Better than the reminder of old covenants like the rainbow, circumcision, and the signs Gideon received, we have God’s Word and Sacraments as His means of grace that connect us to the new covenant in Jesus Christ. These means are directly available to all, and they can and should be returned to as often as we need His forgiveness—which is pretty darn often considering, as Luther says, that “we daily sin much” and, apart from God’s forgiveness, “surely deserve nothing but punishment” [SC, 5th Petition]. This is why our Divine Service—following the structure of the early Church—is centred around the Sacrament of the Altar, which Christ says is His blood of the covenant poured out for many for the forgiveness of sins [Matthew 26:28].
The Lord doesn’t call everyone to “judge” or “deliver” Israel as He did Gideon. Yet, forgiven by God through His Word and Sacraments, we all serve in the vocations to which God calls us by doing the good works He gives us to do. And, like Gideon, our faith will know “moments of uncertainty as well as heights of greatness” [Cundall, 109]. Especially at those “moments of uncertainty,” the Lord’s patience with Gideon can encourage us, whom the divinely inspired author of Hebrews seems to suggest was made strong out of weakness [Hebrews 11:32-34].
So, considering the oak at Ophrah, we realise that, although we sin like Gideon did by seeking signs and testing the Lord, Jesus saves all who believe in Him from sin, death, and the Devil in and through His greatest sign of all: His resurrection. The oak of the cross is our landmark for this reminder.
Even with landmarks such as the oak at Ophrah, navigating our way through this life can be difficult as we are “Living among the Bible’s Trees.” Yet we are not alone! The Lord is with us! We do not have a God who abandons His people. Don’t believe me? Just read the psalms of David who spoke abundantly of God’s presence even when he felt he was forsaken. And David was a murderer and adulterer!

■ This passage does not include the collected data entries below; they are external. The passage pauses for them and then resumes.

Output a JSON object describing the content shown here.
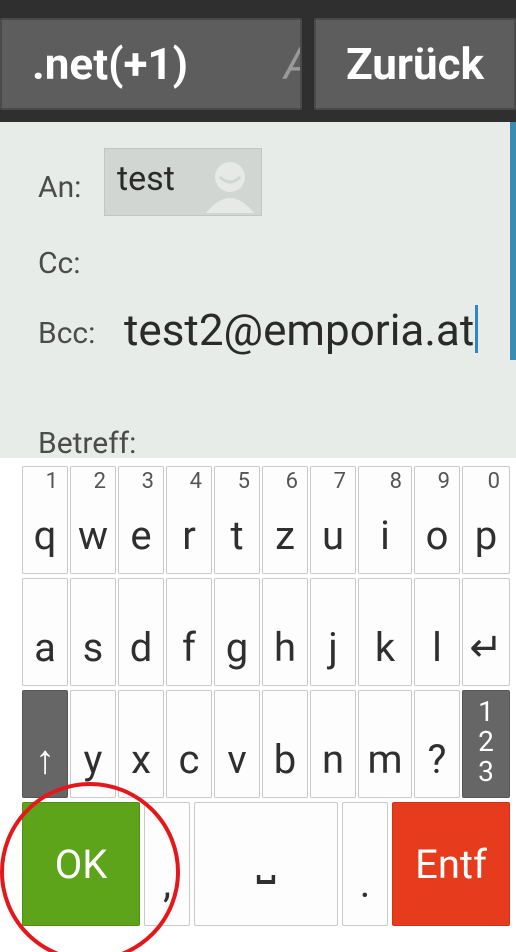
{
  "topbar": {
    "left_button": ".net(+1)",
    "left_ghost": "A",
    "right_button": "Zurück"
  },
  "compose": {
    "to_label": "An:",
    "to_chip": "test",
    "cc_label": "Cc:",
    "bcc_label": "Bcc:",
    "bcc_value": "test2@emporia.at",
    "subject_label": "Betreff:"
  },
  "keyboard": {
    "row1": [
      {
        "char": "q",
        "num": "1"
      },
      {
        "char": "w",
        "num": "2"
      },
      {
        "char": "e",
        "num": "3"
      },
      {
        "char": "r",
        "num": "4"
      },
      {
        "char": "t",
        "num": "5"
      },
      {
        "char": "z",
        "num": "6"
      },
      {
        "char": "u",
        "num": "7"
      },
      {
        "char": "i",
        "num": "8"
      },
      {
        "char": "o",
        "num": "9"
      },
      {
        "char": "p",
        "num": "0"
      }
    ],
    "row2": [
      "a",
      "s",
      "d",
      "f",
      "g",
      "h",
      "j",
      "k",
      "l",
      "↵"
    ],
    "row3": [
      "↑",
      "y",
      "x",
      "c",
      "v",
      "b",
      "n",
      "m",
      "?",
      "1 2 3"
    ],
    "bottom": {
      "ok": "OK",
      "comma": ",",
      "space": "⎵",
      "dot": ".",
      "delete": "Entf"
    }
  },
  "colors": {
    "ok_green": "#5ea41b",
    "delete_red": "#e73b1e",
    "accent_blue": "#3a8db1"
  }
}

Much more, then, will God be with you in your daily vocations.
This Lenten season and always, we are humbled in repentance to live only by grace through faith. To that end, we close now by praying as we sang in the opening hymn: “No blinding sign we ask / No wonder from above. / Lord, help us place our trust alone / In your unswerving love” [LSB 424:3]. Amen.
Cundall, Arthur E. Judges: An Introduction and Commentary. Tyndale Old Testament Commentaries. Downers Grove, IL: InterVarsity Press, 1968.